Corrono da una parte all’altra del campo, si tirano il pallone con fervore e impegno e urlano. Urlano sempre. Di esultanza, quando qualcuno di loro riesce a segnare un gol. Quando litigano per fare valere le loro opinioni su un fallo che il compagno dell’altra squadra continua a negare. Quando la palla scavalca la rete e finisce in mezzo alla strada. Quando un nuovo membro del gruppo li raggiunge per unirsi al gioco.

Le risate che scelgo di ascoltare

Urlano dalle risate questi giovani ragazzi che hanno scelto di vivere comunque.
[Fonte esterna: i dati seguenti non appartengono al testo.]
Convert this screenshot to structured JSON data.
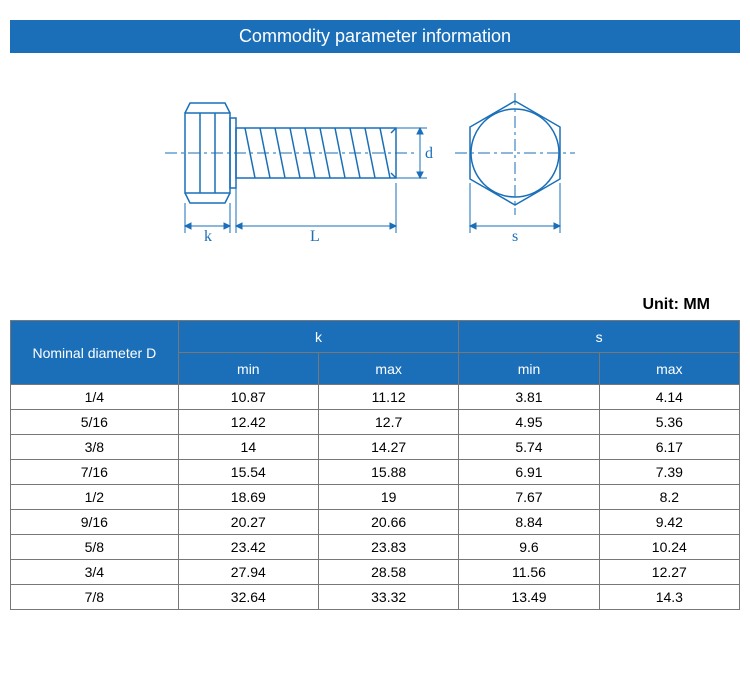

Di andare avanti ugualmente. Di giocare insieme all’aria aperta, sotto il sole tiepido delle ultime settimane d’inverno, o sotto la pioggia, non fa differenza. L’importante è ritrovarsi insieme e giocare, urlare, ridere e vivere.

Le scuole restano chiuse, il nostro mondo è stato messo sottosopra, e io scelgo di lasciare aperta ancora un po’ la finestra. Per rimuovere, anche solo per pochi minuti, le immagini tristi della TV e sostituirle con questa visuale.

Scelgo le guance rosse di questi ragazzi che corrono dietro a un pallone in un piccolo parco giochi di un piccolo paese della Brianza. E per un attimo vedo in loro la raffigurazione della speranza. L’immagine del futuro.

Li osservo con un sorriso sul viso, mentre si scambiano pacche amichevoli e di incoraggiamento. Li seguo con lo sguardo mentre vanno a bere dalla fontanella per ricaricarsi, e mi sento più fiduciosa.

Si potrebbe pensare forse all’incoscienza della loro giovane età. Ma io non ci credo. Credo, invece, che questi ragazzi abbiano capito più di tutti come funziona la vita, soprattutto in questo delicato momento.

Credo che la loro, al contrario, sia una totale consapevolezza.
Sanno di non poter controllare qualcosa di così piccolo e microscopico come un virus, capace però di creare il caos nel nostro corpo. E allora scelgono di calciare un pallone, tutti insieme, di calciarlo e ricalciarlo, finché non vinceranno la partita.

E io scelgo di ascoltare le loro risate, le loro urla di eccitazione.
Scelgo di calciare quel pallone insieme a loro.